Rantala AM, Taylor SM, Trottman PA, Luntamo M, Mbewe B, Maleta K, Kulmala T, Ashorn P, Meshnick SR - Malar. J. (2010)

Bottom Line: These molecular methods will enable further studies on the effects of these submicroscopic infections on maternal health and birth outcomes.If a Ct value of 38 was used as a cut-off, specificity improved to 94.6% with no change in sensitivity.Determination of the possible contribution of these submicroscopic infections to poor birth outcomes and maternal health is critical.

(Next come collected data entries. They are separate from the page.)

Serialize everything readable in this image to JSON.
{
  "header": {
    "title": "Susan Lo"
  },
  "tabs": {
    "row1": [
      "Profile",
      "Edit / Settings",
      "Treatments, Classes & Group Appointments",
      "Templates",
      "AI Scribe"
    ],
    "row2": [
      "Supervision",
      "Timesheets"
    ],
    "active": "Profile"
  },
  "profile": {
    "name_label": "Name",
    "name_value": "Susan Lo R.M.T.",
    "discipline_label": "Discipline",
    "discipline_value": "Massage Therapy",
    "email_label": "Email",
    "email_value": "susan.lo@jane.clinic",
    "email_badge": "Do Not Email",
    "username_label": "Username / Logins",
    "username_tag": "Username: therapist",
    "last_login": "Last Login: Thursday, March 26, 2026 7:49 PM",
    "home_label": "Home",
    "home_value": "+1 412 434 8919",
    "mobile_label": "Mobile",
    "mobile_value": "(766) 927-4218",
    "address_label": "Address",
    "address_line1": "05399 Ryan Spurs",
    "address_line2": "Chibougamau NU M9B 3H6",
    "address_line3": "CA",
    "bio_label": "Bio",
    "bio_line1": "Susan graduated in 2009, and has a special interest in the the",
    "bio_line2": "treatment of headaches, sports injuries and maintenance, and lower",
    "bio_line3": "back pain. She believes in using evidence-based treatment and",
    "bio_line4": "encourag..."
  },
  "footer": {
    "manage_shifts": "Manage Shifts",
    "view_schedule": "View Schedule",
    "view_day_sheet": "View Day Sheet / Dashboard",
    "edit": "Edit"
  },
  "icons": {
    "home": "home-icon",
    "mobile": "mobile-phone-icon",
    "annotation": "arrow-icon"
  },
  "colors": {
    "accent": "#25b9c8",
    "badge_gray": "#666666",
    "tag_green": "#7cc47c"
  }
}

View Article: PubMed Central - HTML - PubMed

Affiliation: Department of International Health, University of Tampere Medical School, Tampere, Finland.

ABSTRACT

Background: New diagnostic tools for malaria are required owing to the changing epidemiology of malaria, particularly among pregnant women in sub-Saharan Africa. Real-time PCR assays targeting Plasmodium falciparum lactate dehydrogenase (pfldh) gene may facilitate the identification of a high proportion of pregnant women with a P. falciparum parasitaemia below the threshold of microscopy. These molecular methods will enable further studies on the effects of these submicroscopic infections on maternal health and birth outcomes.

Methods: The pfldh real-time PCR assay and conventional microscopy were compared for the detection of P. falciparum from dried blood spots and blood smears collected from the peripheral blood of 475 Malawian women at delivery. A cycle threshold (Ct) of the real-time PCR was determined optimizing the sensitivity and specificity of the pfldh PCR assay compared to microscopy. A real-time PCR species-specific assay was applied to identify the contribution to malaria infections of three Plasmodium species (P. falciparum P. ovale and P. malariae) in 44 discordant smear and pfldh PCR assay results.

Results: Of the 475 women, P. falciparum was detected in 11 (2.3%) by microscopy and in 51 (10.7%) by real-time PCR; compared to microscopy, the sensitivity of real-time PCR was 90.9% and the specificity 91.2%. If a Ct value of 38 was used as a cut-off, specificity improved to 94.6% with no change in sensitivity. The real-time PCR species-specific assay detected P. falciparum alone in all but four samples: two samples were mixed infections with P. falciparum and P. malariae, one was a pure P. malariae infection and one was a pfldh PCR assay-positive/species-specific assay-negative sample. Of three P. malariae infections detected by microscopy, only one was confirmed by the species-specific assay.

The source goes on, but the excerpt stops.